Photo: Calgary Municipal Land Corporation

Top Projects 2015: St. Patrick's Island

Civil—Under $50 Million (TIE)

Calgary’s long-anticipated East Village urban community is quickly taking shape, with new residential and commercial building springing up around the city’s freshly built infrastructure. You can now add an island playground to the list of amenities in the area. St. Patrick’s Island is a reinvigorated 31-acre island and regional park in the Bow River across from downtown Calgary, and its rejuvenation was part of the East Village redevelopment program. Virtually abandoned for years, St. Patrick’s Island underwent a multi-year rejuvenation completed in July 2015 under the guidance of the Calgary Municipal Land Corporation (CMLC).

A master plan was developed for St. Patrick’s Island in 2010 following a rigorous public engagement process that collected input from some 6,000 Calgarians and helped define local hopes and expectations for the island. The master plan design principles and public engagement process also informed a North America–wide request for proposals, after which New York–based W Architecture and Denver-based Civitas were selected as partner landscape design leads.

Throughout the redevelopment of St. Patrick’s Island, CMLC and the architectural team worked towards retaining as much of the natural landscape as possible. This is highlighted in the restored vegetation throughout the island and preservation of a stand of older trees.
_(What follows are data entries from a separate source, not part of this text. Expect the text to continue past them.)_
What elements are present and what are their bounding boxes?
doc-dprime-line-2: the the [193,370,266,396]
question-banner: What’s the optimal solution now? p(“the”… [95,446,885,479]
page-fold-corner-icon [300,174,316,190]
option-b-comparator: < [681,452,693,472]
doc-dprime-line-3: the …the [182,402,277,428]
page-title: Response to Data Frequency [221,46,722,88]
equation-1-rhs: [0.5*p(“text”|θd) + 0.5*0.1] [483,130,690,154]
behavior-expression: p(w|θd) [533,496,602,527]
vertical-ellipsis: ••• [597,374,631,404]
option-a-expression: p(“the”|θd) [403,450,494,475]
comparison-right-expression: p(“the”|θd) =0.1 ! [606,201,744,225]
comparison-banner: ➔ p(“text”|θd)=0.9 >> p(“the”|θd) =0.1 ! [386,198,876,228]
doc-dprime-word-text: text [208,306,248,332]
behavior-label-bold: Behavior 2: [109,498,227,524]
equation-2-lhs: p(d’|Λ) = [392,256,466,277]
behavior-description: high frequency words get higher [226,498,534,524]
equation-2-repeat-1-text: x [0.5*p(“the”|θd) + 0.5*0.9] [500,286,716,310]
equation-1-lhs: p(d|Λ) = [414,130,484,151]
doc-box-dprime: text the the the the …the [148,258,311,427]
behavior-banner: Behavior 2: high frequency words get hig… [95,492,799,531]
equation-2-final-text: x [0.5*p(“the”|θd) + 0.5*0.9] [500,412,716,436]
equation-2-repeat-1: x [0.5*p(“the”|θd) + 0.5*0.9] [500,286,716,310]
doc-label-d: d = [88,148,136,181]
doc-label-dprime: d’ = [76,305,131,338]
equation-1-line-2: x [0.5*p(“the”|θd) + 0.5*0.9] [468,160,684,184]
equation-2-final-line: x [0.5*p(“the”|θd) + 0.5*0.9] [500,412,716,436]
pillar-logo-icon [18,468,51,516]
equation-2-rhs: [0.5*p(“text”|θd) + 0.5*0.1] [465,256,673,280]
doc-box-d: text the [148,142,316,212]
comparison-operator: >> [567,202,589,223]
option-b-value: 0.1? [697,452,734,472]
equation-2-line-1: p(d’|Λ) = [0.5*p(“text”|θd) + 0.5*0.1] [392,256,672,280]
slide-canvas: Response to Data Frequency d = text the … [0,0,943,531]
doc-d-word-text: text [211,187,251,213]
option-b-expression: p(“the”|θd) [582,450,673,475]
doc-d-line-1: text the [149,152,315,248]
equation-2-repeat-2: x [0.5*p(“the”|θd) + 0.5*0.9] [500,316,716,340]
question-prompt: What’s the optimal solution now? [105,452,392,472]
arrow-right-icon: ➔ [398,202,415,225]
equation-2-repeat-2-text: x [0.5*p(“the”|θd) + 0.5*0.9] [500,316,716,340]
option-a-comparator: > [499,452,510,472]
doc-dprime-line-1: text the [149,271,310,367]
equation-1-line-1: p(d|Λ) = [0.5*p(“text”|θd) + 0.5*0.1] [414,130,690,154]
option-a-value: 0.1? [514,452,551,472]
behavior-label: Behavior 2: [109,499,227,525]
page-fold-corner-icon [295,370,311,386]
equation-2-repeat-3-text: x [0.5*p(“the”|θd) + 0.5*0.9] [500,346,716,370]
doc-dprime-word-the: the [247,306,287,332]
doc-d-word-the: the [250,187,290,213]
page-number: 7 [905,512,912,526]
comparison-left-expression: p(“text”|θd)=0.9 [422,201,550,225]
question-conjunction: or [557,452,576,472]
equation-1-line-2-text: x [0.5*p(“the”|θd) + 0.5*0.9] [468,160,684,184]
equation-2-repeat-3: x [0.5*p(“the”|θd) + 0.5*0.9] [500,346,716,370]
The completed landscape design features:

  • The Seasonal Breach, a newly restored river channel that has become an urban beach where visitors wade into shallow riverwater and venture safely onto a gravel bar.
  • The Rise, a nine-metre-high grassy knoll that is used for festivals and community celebrations, performances and movies in the park. During the restoration and drudging of the Seasonal Breach—when the team reinstated an original river channel—the excess earth was used to create The Rise.
  • The Playmound, a playground with a variety of familiar and inventive pieces of apparatus.
  • Lowland Channel, a seasonal wetlands with an innovative elevated boardwalk in metal that provides no-impact access through the ecosystem.
  • Confluence Plaza, a gathering place with a sculptural shade canopy, a sun deck and small amphitheatre that hosts performances and various small- to mid-scale programming such as food trucks.
  • Sculptural and whimsical seating.

The team also reused materials from the original St. Patrick’s Island Bridge for a utility shed and bathroom facility.

Since reopening the park on July 31, 2015, CMLC has delivered more than 50 free public events to more than 50,000 visitors, demonstrating the variety of programmatic experiences now available on the island.